A subsidy is a money transfer from the government to producers in order to increase supply. Subsidies can either be provided on a per unit basis or based on total value of production, an ad valorem subsidy scheme. Currently, subsidies make up a large proportion of the value of agricultural output for rural producers, although this has decreased in recent years from 79% to 68%.
* Diagram showing increase in supply from subsidy and new equilibrium points labelled.
The reasons for provision of a subsidy are manifold. First of all, subsidies decrease the cost of production as the subsidy can be used to reduce the marginal costs of the firm. This leads to an increase in the supply of the firm as firms’ costs have fallen, and as a result there is an increase in quantity from Q1 to Q2 and a fall in the price from P1 to P2.
As a result, providing a subsidy to producers can make agricultural goods more accessible to the poor. This is because a subsidy leads to a fall in the price therefore poor consumers can afford to buy more agricultural goods because the price of the goods has fallen relative to their low incomes. In other words, there is a positive income effect for poor consumers as a result of providing the subsidy.
Moreover, subsidies can help support the rural economy by ensuring that output remains high. If output remains high there will be a large demand for agricultural labour as labour is a derived demand for agricultural output - in other words, when output increases labour demand also increases. Therefore, subsidies protect people’s jobs and incomes, and this could have multiplier effects in the non-agricultural economy as the income cycles around the circular flow of income.
Finally, subsidies can help guarantee the food supply by leading to an increase in output. If there is an increase in output then some of this surplus output can be stored. Storing this output will mitigate against seasonal variations in the weather which could have otherwise have led to a famine. Therefore, subsidies help prevent problems in the food supply.
However, there are also reasons why subsidies may not be good for the economy. If farmers become reliant of subsidies - as they appear to be with over half their income coming from subsidies - then this could lead to them becoming inefficient. This is because subsidies create disincentives to cutting costs to remain competitive as farmers can just live off the subsidies.
* Show on diagram with supply curve shifting inwards and then show new equilibrium.
In the case shown above, the inefficiencies caused by the subsidies dominate the effect of reduced production costs therefore the subsidies have a perverse effect on output and price for agricultural products.

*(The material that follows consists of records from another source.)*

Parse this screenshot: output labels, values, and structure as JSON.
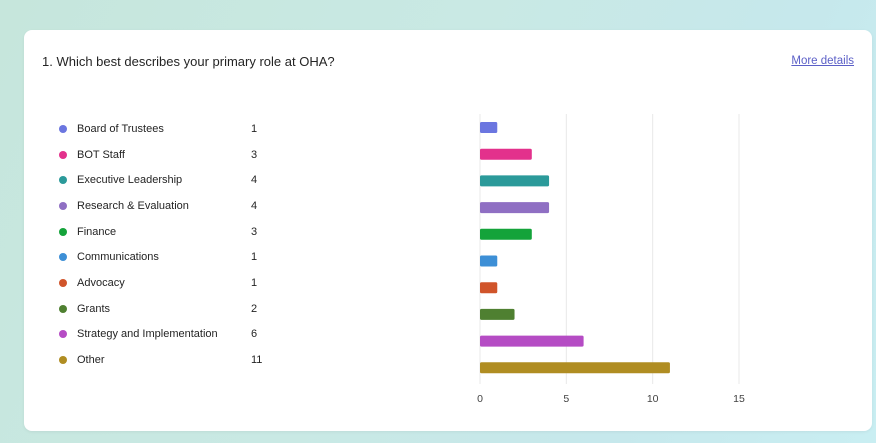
{
  "question": {
    "title": "1. Which best describes your primary role at OHA?",
    "more_details": "More details"
  },
  "chart_data": {
    "type": "bar",
    "orientation": "horizontal",
    "categories": [
      "Board of Trustees",
      "BOT Staff",
      "Executive Leadership",
      "Research & Evaluation",
      "Finance",
      "Communications",
      "Advocacy",
      "Grants",
      "Strategy and Implementation",
      "Other"
    ],
    "values": [
      1,
      3,
      4,
      4,
      3,
      1,
      1,
      2,
      6,
      11
    ],
    "colors": [
      "#6b76e0",
      "#e3318c",
      "#2b9a9a",
      "#8f6fc3",
      "#14a33a",
      "#3d8fd6",
      "#d0542a",
      "#4f8031",
      "#b54cc4",
      "#b08d22"
    ],
    "xticks": [
      "0",
      "5",
      "10",
      "15"
    ],
    "xlim": [
      0,
      15
    ],
    "grid": true,
    "legend_position": "left"
  }
}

Furthermore, subsidies could represent a significant cost to the government. If the government spends money on subsidies it cannot spend money on alternative transfers, therefore subsidies may have a significant opportunity cost if they prevent alternative forms of welfare. For example, if poverty reduction is the aim, it may be a better policy to transfer subsidies to poor people directly rather than to agriculture producers.